WRR University: Full Attack Racing During A Crash Can Be A Big Mistake
Race restarts offer a huge opportunity to make passes. The field is bunched up, tires are a little cold and sometimes the door opens. You can often make more passes in the first lap or two after a restart than at any other time in a race.
That same opportunity for passing is an opportunity for contact. Cars are close together and many drivers will be trying to capitalize on the situation. As a result, crashes are the most common on starts and restarts. That’s doubly true if you race in a spec class that has big fields because there are more cars bunched up.
In this video we see a driver (black/yellow car) execute a few passes immediately after a restart. Perhaps emboldened by this success, he makes an overly optimistic move near the beginning of the second green flag lap. That move punts a car, which creates a melee with so many cars right together. Winding Road Team TFB driver Tom Martin (camera car) does a nice job of threading the needle.
We’ve seen something like this in all sorts of racing from Pirelli World Challenge to Indycar to Spec Miata. When you have a lot of similar cars with talented drivers, the field runs in groups of cars that are very close together. That is even more true on restarts, where the entire field is close. What changes all too often is that one or two drivers get extra aggressive trying to take advantage of that closeness. That’s a low percentage game, so, cliche or not, any rational coach would advise being extra careful attempting aggressive passes in corners on a restart.
As we’ve said before, you need to be especially thoughtful when switching from normal rhythm driving, where you have time to set up passes can can think ahead about avoiding risky moves, to carpe diem driving, where an small opportunity suddenly opens up and you have to instantly decide whether to take it or not given the risk.

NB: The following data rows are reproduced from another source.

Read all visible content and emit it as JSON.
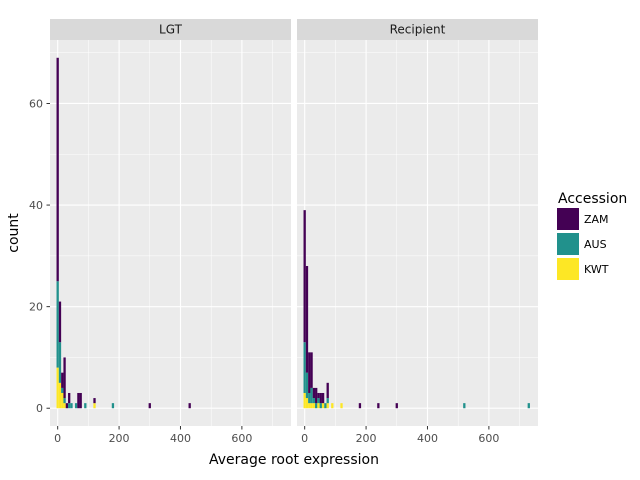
{
  "chart_data": {
    "type": "bar",
    "subtype": "faceted-stacked-histogram",
    "xlabel": "Average root expression",
    "ylabel": "count",
    "xlim": [
      -25,
      760
    ],
    "ylim": [
      -3.5,
      72.5
    ],
    "x_ticks": [
      0,
      200,
      400,
      600
    ],
    "y_ticks": [
      0,
      20,
      40,
      60
    ],
    "bin_width": 7.5,
    "grid": true,
    "legend": {
      "title": "Accession",
      "position": "right",
      "entries": [
        {
          "name": "ZAM",
          "color": "#440154"
        },
        {
          "name": "AUS",
          "color": "#21918c"
        },
        {
          "name": "KWT",
          "color": "#fde725"
        }
      ]
    },
    "series_colors": {
      "ZAM": "#440154",
      "AUS": "#21918c",
      "KWT": "#fde725"
    },
    "facets": [
      {
        "label": "LGT",
        "bins": [
          {
            "x": 0,
            "KWT": 8,
            "AUS": 17,
            "ZAM": 44
          },
          {
            "x": 7.5,
            "KWT": 5,
            "AUS": 8,
            "ZAM": 8
          },
          {
            "x": 15,
            "KWT": 3,
            "AUS": 1,
            "ZAM": 3
          },
          {
            "x": 22.5,
            "KWT": 1,
            "AUS": 1,
            "ZAM": 8
          },
          {
            "x": 30,
            "KWT": 0,
            "AUS": 0,
            "ZAM": 1
          },
          {
            "x": 37.5,
            "KWT": 0,
            "AUS": 1,
            "ZAM": 2
          },
          {
            "x": 45,
            "KWT": 0,
            "AUS": 1,
            "ZAM": 0
          },
          {
            "x": 60,
            "KWT": 0,
            "AUS": 1,
            "ZAM": 0
          },
          {
            "x": 67.5,
            "KWT": 0,
            "AUS": 0,
            "ZAM": 3
          },
          {
            "x": 75,
            "KWT": 0,
            "AUS": 0,
            "ZAM": 3
          },
          {
            "x": 90,
            "KWT": 0,
            "AUS": 1,
            "ZAM": 0
          },
          {
            "x": 120,
            "KWT": 1,
            "AUS": 0,
            "ZAM": 1
          },
          {
            "x": 180,
            "KWT": 0,
            "AUS": 1,
            "ZAM": 0
          },
          {
            "x": 300,
            "KWT": 0,
            "AUS": 0,
            "ZAM": 1
          },
          {
            "x": 430,
            "KWT": 0,
            "AUS": 0,
            "ZAM": 1
          }
        ]
      },
      {
        "label": "Recipient",
        "bins": [
          {
            "x": 0,
            "KWT": 3,
            "AUS": 10,
            "ZAM": 26
          },
          {
            "x": 7.5,
            "KWT": 2,
            "AUS": 5,
            "ZAM": 21
          },
          {
            "x": 15,
            "KWT": 1,
            "AUS": 2,
            "ZAM": 8
          },
          {
            "x": 22.5,
            "KWT": 1,
            "AUS": 3,
            "ZAM": 7
          },
          {
            "x": 30,
            "KWT": 1,
            "AUS": 1,
            "ZAM": 2
          },
          {
            "x": 37.5,
            "KWT": 0,
            "AUS": 1,
            "ZAM": 3
          },
          {
            "x": 45,
            "KWT": 1,
            "AUS": 1,
            "ZAM": 1
          },
          {
            "x": 52.5,
            "KWT": 0,
            "AUS": 1,
            "ZAM": 2
          },
          {
            "x": 60,
            "KWT": 1,
            "AUS": 0,
            "ZAM": 2
          },
          {
            "x": 67.5,
            "KWT": 0,
            "AUS": 1,
            "ZAM": 0
          },
          {
            "x": 75,
            "KWT": 1,
            "AUS": 1,
            "ZAM": 3
          },
          {
            "x": 90,
            "KWT": 1,
            "AUS": 0,
            "ZAM": 0
          },
          {
            "x": 120,
            "KWT": 1,
            "AUS": 0,
            "ZAM": 0
          },
          {
            "x": 180,
            "KWT": 0,
            "AUS": 0,
            "ZAM": 1
          },
          {
            "x": 240,
            "KWT": 0,
            "AUS": 0,
            "ZAM": 1
          },
          {
            "x": 300,
            "KWT": 0,
            "AUS": 0,
            "ZAM": 1
          },
          {
            "x": 520,
            "KWT": 0,
            "AUS": 1,
            "ZAM": 0
          },
          {
            "x": 730,
            "KWT": 0,
            "AUS": 1,
            "ZAM": 0
          }
        ]
      }
    ]
  }
}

But, that’s not the interesting point from this video. When we cut to Tom’s rearview camera, you see the car behind Tom still trying to race when perhaps it should be clear that something has gone wrong ahead. First you see the following car plow into Tom. Then, seconds later, he seems to attempt to pass Tom while going through the spinning wreckage. That, shall we say, doesn’t end well. Maybe the video doesn’t show the complete picture (when cars are spinning it is tough to predict their paths and no single video shows the complete situation). But we’d still say this is a reminder that it is important on a restart to be heads up, prepare to switch quickly to yellow flag mode, and live to fight another day.

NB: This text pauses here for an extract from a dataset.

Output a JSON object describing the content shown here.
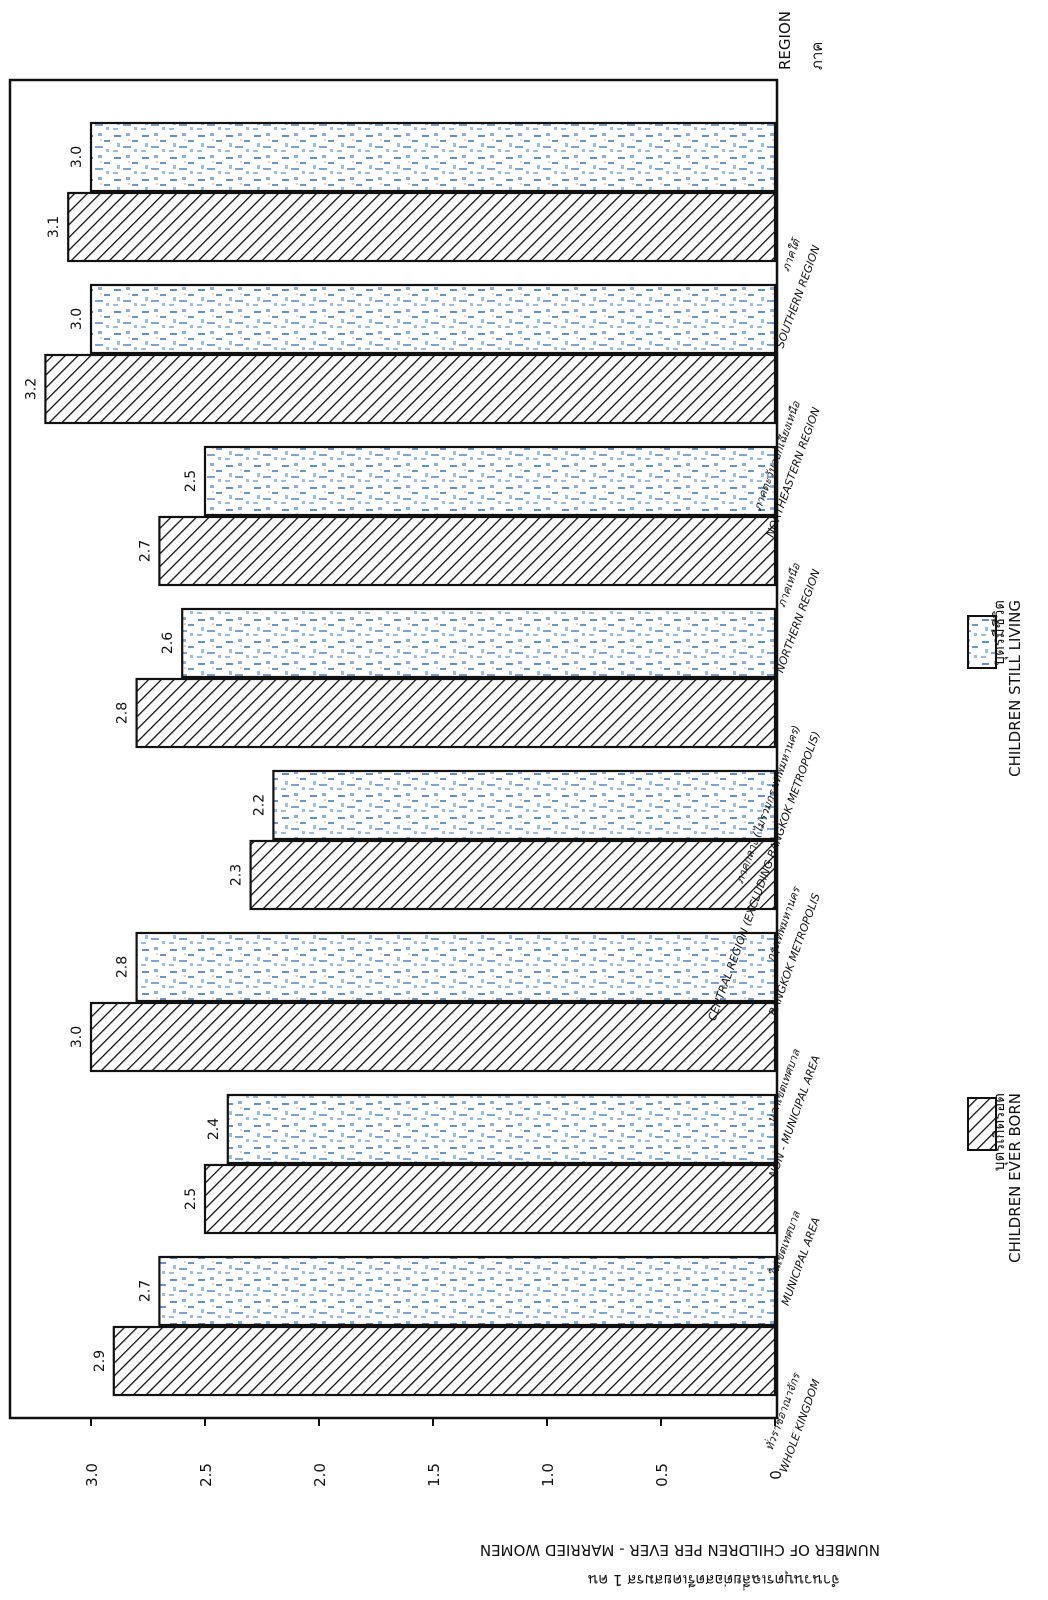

Yellow flag mode doesn’t usually involve yellow flags. The corner workers can’t get the flags out that fast and the corner stations aren’t always in the perfect spot. Yellow flag mode is a driving style that involves a slightly slower pace so that you have more margin for sudden avoidance moves and it involves driving to avoid risk, not cutting it as close as possible to maintain momentum.
If you are overly focused on finding carpe diem situations, and not thinking about yellow flag situations at all, you are unlikely to respond correctly. That generally doesn’t help you or your fellow racers.